There's all sorts of hubbub on the blogosphere in the last few days, over how one ranks authority of bloggers' influence. It is in the aggregate number of links, or the aggregate number of individual sites linking? Should all that be discarded due to the advent of microblogging? Given the current thinking is to throw out total page views in favor of total minutes on a site, as well, it seems the whole concept of how we measure authority is in flux. But while most argue tit for tat on whether a blurb on Twitter counts as much as a link from another blog, there should be no secret that not all links are created equal.
In fact, while one blog could dedicate its story to you, it may not result in 1% of the traffic you can expect from another highly trafficked source, whether it be Digg, or StumbleUpon, TechCrunch, TechMeme, Scoble, etc. Compounding this issue, there is a significant population of Web sites that don't even enter into the radar of statistics aggregators like Technorati, due to the fact they aren't classified as blogs or "the live Web".

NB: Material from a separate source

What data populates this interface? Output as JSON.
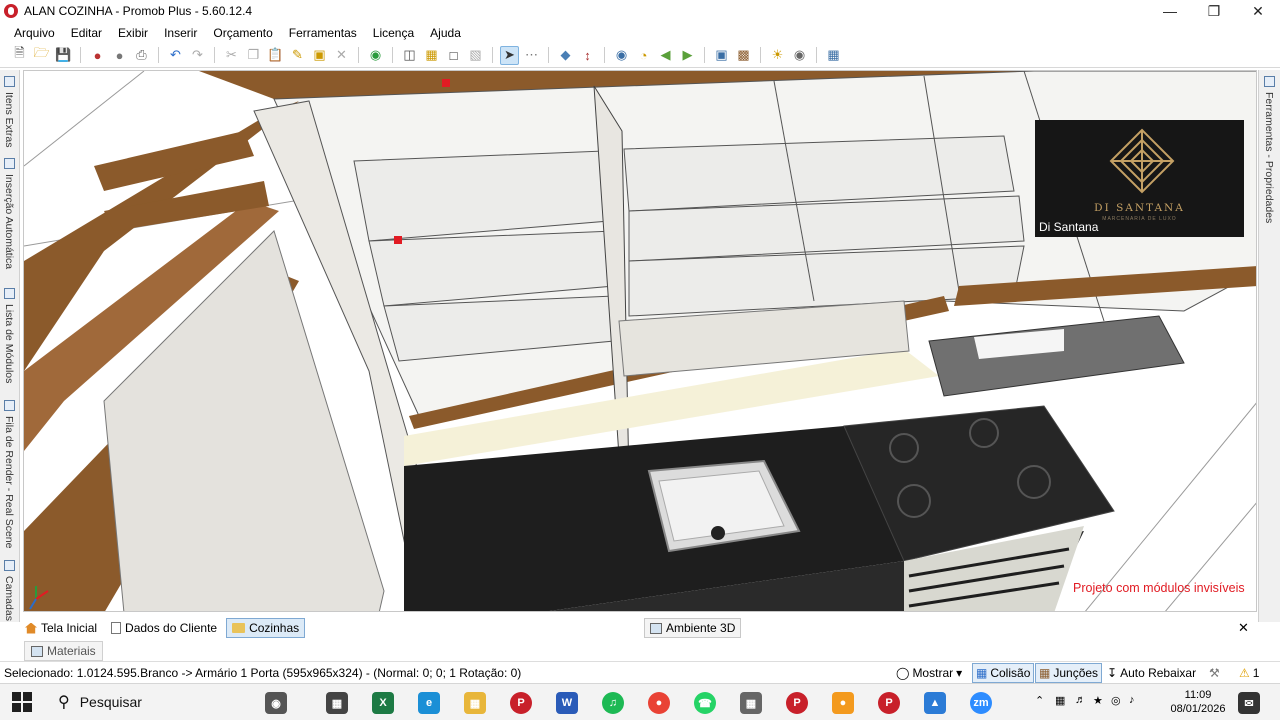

A few self-focused examples:
1) Today, my site traffic spiked in the middle of the day to about 8-10x normal traffic. Instead of 100+ visitors per day, my norm, I saw 100+ just between 1 and 2 this afternoon, only to see the one-time spike go away, and traffic return to normal. Was there new content? No. Was there any reason the content got less relevant in the space of an hour? No. So what happened?
A StumbleUpon user found my story from last week on Facebook where I suggested the site would go the way of Friendster and GeoCities before it. Submitted to the popular service, I was seeing 25-40 concurrent visitors on the site, with new ones every minute. Then, as quickly as the spurt arrived, they vanished. Yet, the one link had given me a boost of 100 visitors, not exactly chump change.
2) On July 5th, we saw a similar spike in traffic, to about twice normal, thanks to 100+ visitors coming to the site to see my simple comments that I had gone a full week without filling my need for an iPhone. Again, without any promotion on my part, the visitors came. So what happened?
MacSurfer happened. MacSurfer posted a link to the story, sending all sorts of Apple afficionados my way. Like Digg and StumbleUpon users, those one-time visitors are a cheap date. They show up, don't comment, and move on. But there's no better place to drop a Mac link than MacSurfer, the granddaddy of all Mac link aggregation sites. Of course, MacSurfer doesn't even hit Technorati's radar, so they had no idea the link had occurred.
3) Just two days prior, on July 3rd, we had another spike, thanks to Robert Scoble's mentioning my post on addicting games that can reduce productivity in a story he had written on the Web-based game phenomenon. Interestingly enough, though the Scoble crowd dropped in to the site in strong numbers, not even his A-list credibility could send me as many unique visitors as MacSurfer and StumbleUpon in this round. His crowd was more in the 80-100 range.
It's hard to determine what posts will get traffic, and which ones won't, or which ones will draw comments, and which will be ignored. There's also always going to be interest from people to determine what the most successful, influential, or highly trafficked sites are. It's clear that a link from me to Scoble would drive maybe 1-3% the traffic his way as he could drive mine, so anybody in the business of counting links and assuming they are all equal is absolutely off their rocker. Not all links are equal, and someday, somebody will come up with a great algorithm to show just how much "more equal" one can be versus another.